Et il a conclu ainsi : « Françaises et Français, je vous appelle solennellement à résister à la tentation de tout casser (..). Quand, dans une élection à deux candidats, on veut éliminer l’un, il n’y a pas d’autre solution que de voter pour l’autre. L’abstention ou le vote blanc, c’est un coup de pouce à Mme Le Pen. Je ne vous demande pas pour autant d’adhérer à la personne ou au programme d’E. Macron. (…) Il faut choisir. Après le scrutin présidentiel viendront d’autres échéances, à commencer par les élections législatives. Nous devrons alors reconstruire une proposition politique (…). Je vous adjure donc, mes chers compatriotes, de voter pour E. Macron parce qu’il est le seul, le 7 mai, à pouvoir éviter à la France le malheur du FN. (…) Je ne me lasserai donc pas de vous dire : Peuple de France, ressaisis-toi, reste fidèle à ton génie, aie confiance ! ».
C’est le message essentiel : voter pour Emmanuel Macron, ce n’est pas adhérer à son programme ni à ce qu’on peut penser de ce qu’il représente, c’est avant tout sauver la République sans exclure la possibilité de s’opposer à lui quelques semaines plus tard, lors des élections législatives.
D’ailleurs, plus le score d’Emmanuel Macron sera élevé, moins la victoire n’aura été la sienne mais plutôt celle des républicains. D’une certaine manière, l’intérêt stratégique d’Emmanuel Macron serait que Marine Le Pen obtienne au moins 45% pour ne laisser plus aucun espace politique entre elle et lui et recomposer entièrement le paysage politique sans les électeurs de François Fillon et sans ceux de Jean-Luc Mélenchon.

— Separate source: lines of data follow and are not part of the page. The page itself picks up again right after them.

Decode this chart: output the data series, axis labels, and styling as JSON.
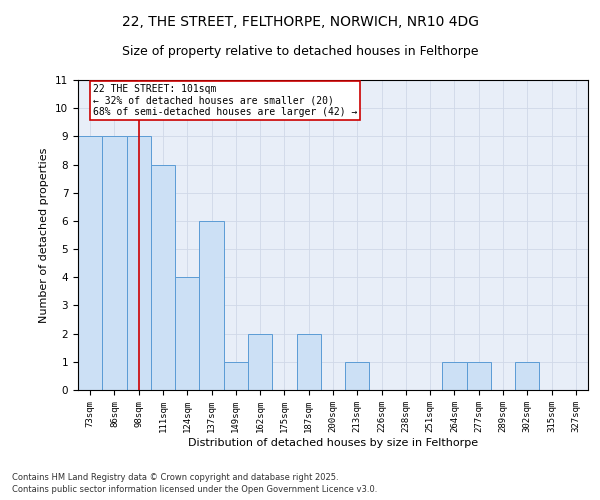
{
  "title": "22, THE STREET, FELTHORPE, NORWICH, NR10 4DG",
  "subtitle": "Size of property relative to detached houses in Felthorpe",
  "xlabel": "Distribution of detached houses by size in Felthorpe",
  "ylabel": "Number of detached properties",
  "categories": [
    "73sqm",
    "86sqm",
    "98sqm",
    "111sqm",
    "124sqm",
    "137sqm",
    "149sqm",
    "162sqm",
    "175sqm",
    "187sqm",
    "200sqm",
    "213sqm",
    "226sqm",
    "238sqm",
    "251sqm",
    "264sqm",
    "277sqm",
    "289sqm",
    "302sqm",
    "315sqm",
    "327sqm"
  ],
  "values": [
    9,
    9,
    9,
    8,
    4,
    6,
    1,
    2,
    0,
    2,
    0,
    1,
    0,
    0,
    0,
    1,
    1,
    0,
    1,
    0,
    0
  ],
  "bar_color": "#cce0f5",
  "bar_edge_color": "#5b9bd5",
  "red_line_index": 2,
  "red_line_color": "#cc0000",
  "annotation_text": "22 THE STREET: 101sqm\n← 32% of detached houses are smaller (20)\n68% of semi-detached houses are larger (42) →",
  "annotation_box_color": "#ffffff",
  "annotation_box_edge": "#cc0000",
  "ylim": [
    0,
    11
  ],
  "yticks": [
    0,
    1,
    2,
    3,
    4,
    5,
    6,
    7,
    8,
    9,
    10,
    11
  ],
  "grid_color": "#d0d8e8",
  "background_color": "#e8eef8",
  "footer_line1": "Contains HM Land Registry data © Crown copyright and database right 2025.",
  "footer_line2": "Contains public sector information licensed under the Open Government Licence v3.0.",
  "title_fontsize": 10,
  "subtitle_fontsize": 9,
  "annotation_fontsize": 7,
  "ylabel_fontsize": 8,
  "xlabel_fontsize": 8
}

Sachant donner la réplique avec une pointe d’humour, Emmanuel Macron, lors de son meeting à la Villette le 1er mai 2017, n’a pas oublié de répondre mots pour mots aux attaques infamantes de sa concurrente quelques heures plus tôt à Villepinte : « Madame Le Pen a dit : c’est En Marche ou crève. Elle a raison. En Marche, c’est nous ! ».
C’est bien de cela qu’il s’agit : tout électeur qui ne glissera pas dans l’urne un bulletin Emmanuel Macron participera à l’éventualité du désastre français, à cette hypothèse folle d’un chef d’État d’extrême droite, d’un gouvernement d’extrême droite qui ferait renier au moins deux siècles sinon trois de son histoire.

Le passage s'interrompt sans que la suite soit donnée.